Freddie and Fannie Bail-Outs: The Denouement

You may recall my Example No. 17 of government intervention run amuck. I told you about the mess in which our mortgage industry finds itself, helped by our semi-governmental agencies, Freddie Mac and Fannie Mae.

We now have this piece by Deborah Solomon and Damian Paletta at the Wall Street Journal, giving us an update of their situation.

bail
[Thanks to Tootstubing.com for this image.]

The bail-outs keep coming in this financial saga, and Freddie and Fannie will be no exceptions. A few months ago, Teasury Secretary Henry Paulson obtained our permission (through Congress) to bail them out, and apparently he didn't do it for nothing.

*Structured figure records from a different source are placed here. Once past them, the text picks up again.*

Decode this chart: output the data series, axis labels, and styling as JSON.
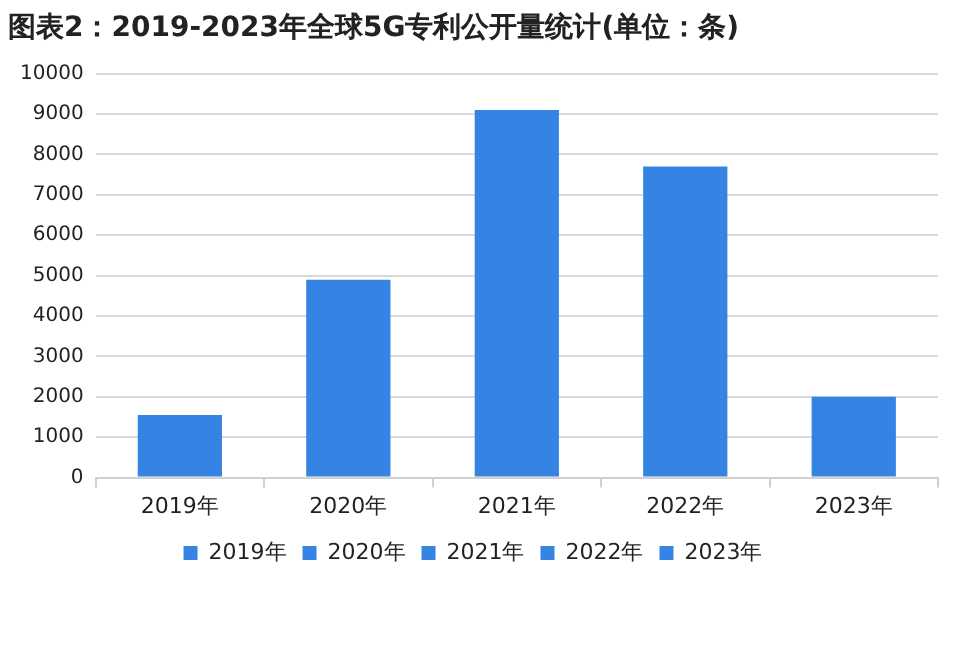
{
  "chart_data": {
    "type": "bar",
    "title": "图表2：2019-2023年全球5G专利公开量统计(单位：条)",
    "categories": [
      "2019年",
      "2020年",
      "2021年",
      "2022年",
      "2023年"
    ],
    "series": [
      {
        "name": "2019年",
        "color": "#3584e4",
        "values": [
          1550,
          null,
          null,
          null,
          null
        ]
      },
      {
        "name": "2020年",
        "color": "#3584e4",
        "values": [
          null,
          4900,
          null,
          null,
          null
        ]
      },
      {
        "name": "2021年",
        "color": "#3584e4",
        "values": [
          null,
          null,
          9100,
          null,
          null
        ]
      },
      {
        "name": "2022年",
        "color": "#3584e4",
        "values": [
          null,
          null,
          null,
          7700,
          null
        ]
      },
      {
        "name": "2023年",
        "color": "#3584e4",
        "values": [
          null,
          null,
          null,
          null,
          2000
        ]
      }
    ],
    "ylim": [
      0,
      10000
    ],
    "yticks": [
      0,
      1000,
      2000,
      3000,
      4000,
      5000,
      6000,
      7000,
      8000,
      9000,
      10000
    ],
    "grid": "y",
    "legend": "bottom"
  }
}
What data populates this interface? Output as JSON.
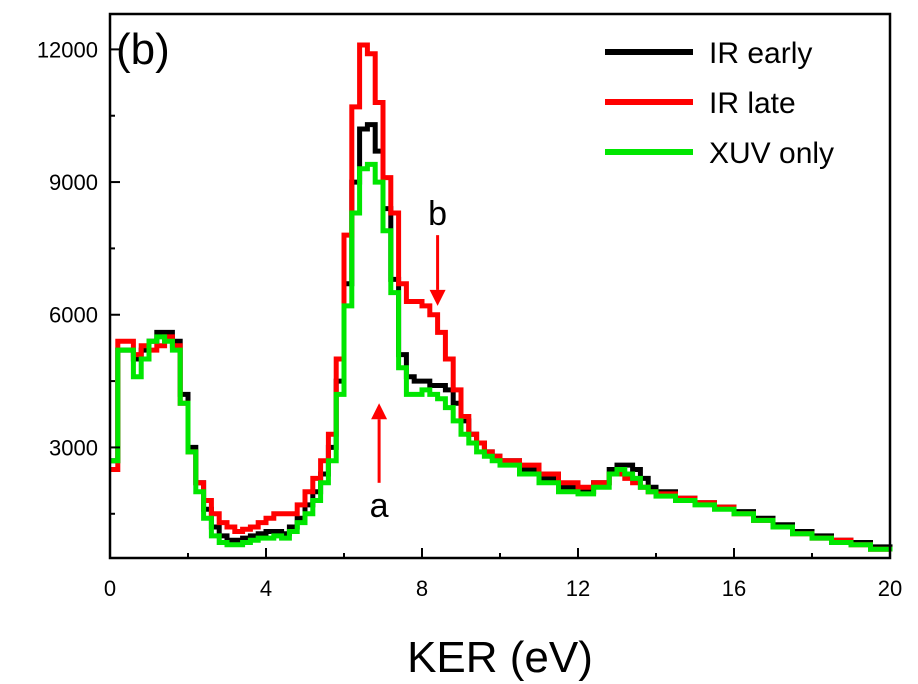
{
  "chart_data": {
    "type": "line",
    "panel_label": "(b)",
    "xlabel": "KER (eV)",
    "ylabel": "",
    "xlim": [
      0,
      20
    ],
    "ylim": [
      500,
      12800
    ],
    "x_ticks": [
      0,
      4,
      8,
      12,
      16,
      20
    ],
    "y_ticks": [
      3000,
      6000,
      9000,
      12000
    ],
    "legend_position": "top-right",
    "series": [
      {
        "name": "IR early",
        "color": "#000000",
        "x": [
          0,
          0.2,
          0.4,
          0.6,
          0.8,
          1.0,
          1.2,
          1.4,
          1.6,
          1.8,
          2.0,
          2.2,
          2.4,
          2.6,
          2.8,
          3.0,
          3.2,
          3.4,
          3.6,
          3.8,
          4.0,
          4.2,
          4.4,
          4.6,
          4.8,
          5.0,
          5.2,
          5.4,
          5.6,
          5.8,
          6.0,
          6.2,
          6.4,
          6.6,
          6.8,
          7.0,
          7.2,
          7.4,
          7.6,
          7.8,
          8.0,
          8.2,
          8.4,
          8.6,
          8.8,
          9.0,
          9.2,
          9.4,
          9.6,
          9.8,
          10.0,
          10.5,
          11.0,
          11.5,
          12.0,
          12.4,
          12.8,
          13.0,
          13.2,
          13.4,
          13.6,
          13.8,
          14.0,
          14.5,
          15.0,
          15.5,
          16.0,
          16.5,
          17.0,
          17.5,
          18.0,
          18.5,
          19.0,
          19.5,
          20.0
        ],
        "y": [
          2700,
          5200,
          5200,
          5000,
          5200,
          5400,
          5600,
          5600,
          5400,
          4200,
          3000,
          2200,
          1600,
          1200,
          1000,
          900,
          900,
          950,
          1000,
          1050,
          1100,
          1100,
          1050,
          1200,
          1400,
          1700,
          2000,
          2400,
          3000,
          4500,
          6700,
          9000,
          10200,
          10300,
          9700,
          8400,
          6800,
          5100,
          4600,
          4500,
          4500,
          4400,
          4400,
          4300,
          4000,
          3600,
          3300,
          3100,
          2900,
          2800,
          2700,
          2500,
          2300,
          2100,
          2000,
          2200,
          2500,
          2600,
          2600,
          2500,
          2300,
          2100,
          2000,
          1850,
          1750,
          1650,
          1550,
          1400,
          1250,
          1100,
          1000,
          900,
          850,
          750,
          650
        ]
      },
      {
        "name": "IR late",
        "color": "#ff0000",
        "x": [
          0,
          0.2,
          0.4,
          0.6,
          0.8,
          1.0,
          1.2,
          1.4,
          1.6,
          1.8,
          2.0,
          2.2,
          2.4,
          2.6,
          2.8,
          3.0,
          3.2,
          3.4,
          3.6,
          3.8,
          4.0,
          4.2,
          4.4,
          4.6,
          4.8,
          5.0,
          5.2,
          5.4,
          5.6,
          5.8,
          6.0,
          6.2,
          6.4,
          6.6,
          6.8,
          7.0,
          7.2,
          7.4,
          7.6,
          7.8,
          8.0,
          8.2,
          8.4,
          8.6,
          8.8,
          9.0,
          9.2,
          9.4,
          9.6,
          9.8,
          10.0,
          10.5,
          11.0,
          11.5,
          12.0,
          12.4,
          12.8,
          13.0,
          13.2,
          13.4,
          13.6,
          13.8,
          14.0,
          14.5,
          15.0,
          15.5,
          16.0,
          16.5,
          17.0,
          17.5,
          18.0,
          18.5,
          19.0,
          19.5,
          20.0
        ],
        "y": [
          2500,
          5400,
          5400,
          5100,
          5300,
          5200,
          5300,
          5500,
          5300,
          4000,
          2900,
          2200,
          1800,
          1500,
          1300,
          1200,
          1100,
          1150,
          1200,
          1300,
          1400,
          1500,
          1500,
          1500,
          1700,
          2000,
          2300,
          2700,
          3300,
          5000,
          7800,
          10700,
          12100,
          11900,
          10800,
          9100,
          8300,
          6700,
          6300,
          6300,
          6200,
          6000,
          5600,
          5000,
          4300,
          3700,
          3300,
          3100,
          2900,
          2800,
          2700,
          2600,
          2400,
          2200,
          2100,
          2200,
          2400,
          2400,
          2300,
          2200,
          2100,
          2000,
          1950,
          1850,
          1750,
          1650,
          1500,
          1350,
          1200,
          1050,
          950,
          900,
          800,
          700,
          650
        ]
      },
      {
        "name": "XUV only",
        "color": "#00e600",
        "x": [
          0,
          0.2,
          0.4,
          0.6,
          0.8,
          1.0,
          1.2,
          1.4,
          1.6,
          1.8,
          2.0,
          2.2,
          2.4,
          2.6,
          2.8,
          3.0,
          3.2,
          3.4,
          3.6,
          3.8,
          4.0,
          4.2,
          4.4,
          4.6,
          4.8,
          5.0,
          5.2,
          5.4,
          5.6,
          5.8,
          6.0,
          6.2,
          6.4,
          6.6,
          6.8,
          7.0,
          7.2,
          7.4,
          7.6,
          7.8,
          8.0,
          8.2,
          8.4,
          8.6,
          8.8,
          9.0,
          9.2,
          9.4,
          9.6,
          9.8,
          10.0,
          10.5,
          11.0,
          11.5,
          12.0,
          12.4,
          12.8,
          13.0,
          13.2,
          13.4,
          13.6,
          13.8,
          14.0,
          14.5,
          15.0,
          15.5,
          16.0,
          16.5,
          17.0,
          17.5,
          18.0,
          18.5,
          19.0,
          19.5,
          20.0
        ],
        "y": [
          2700,
          5200,
          5200,
          4600,
          5000,
          5400,
          5500,
          5400,
          5200,
          4000,
          2900,
          2000,
          1400,
          1000,
          850,
          800,
          800,
          850,
          900,
          950,
          950,
          1000,
          950,
          1100,
          1300,
          1500,
          1800,
          2200,
          2700,
          4200,
          6200,
          8300,
          9300,
          9400,
          9000,
          7900,
          6500,
          4800,
          4200,
          4200,
          4300,
          4200,
          4100,
          3900,
          3600,
          3300,
          3100,
          2900,
          2800,
          2700,
          2600,
          2400,
          2200,
          2000,
          1950,
          2100,
          2400,
          2500,
          2400,
          2300,
          2100,
          2000,
          1900,
          1800,
          1700,
          1600,
          1500,
          1350,
          1200,
          1050,
          950,
          850,
          800,
          700,
          650
        ]
      }
    ],
    "annotations": [
      {
        "text": "a",
        "arrow_x": 6.9,
        "arrow_from_y": 2200,
        "arrow_to_y": 4000,
        "direction": "up",
        "color": "#ff0000"
      },
      {
        "text": "b",
        "arrow_x": 8.4,
        "arrow_from_y": 7800,
        "arrow_to_y": 6200,
        "direction": "down",
        "color": "#ff0000"
      }
    ]
  }
}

So now we have Government Intervention upon Government Intervention, both now running amuck in tandem. Not only was the very creation of these two organisms unwise, as I explain in my earlier post linked above; but now we have one more in the string of wrongs that government officials are having to commit in their effort to right the original one. To wit:

"Mr. Paulson's push to win authority was meant to reassure investors that the government wouldn't allow Fannie Mae and Freddie Mac to fail. But some believe it ultimately forced Treasury's hand. The federal government's involvement complicated the companies' already-difficult task of raising capital through the sale of common or preferred shares. Investors were leery of buying either while the government's intentions were unknown, because they feared the newly issued shares might become worthless as the result of federal action."

And look for more wrong runnings-amuck from this problem. For example, here's one I can see from a mile away:

"Among the issues with which Treasury has been wrestling is whether to make an investment at such a low price that shareholders are effectively wiped out. Mr. Paulson is cautious about any plan that appears to benefit shareholders because he doesn't want the government to be seen as bailing out investors who for years profited from the companies' success."

Bloomberg also gives their version of this news.

Ah, it would all be so entertaining if it were fiction.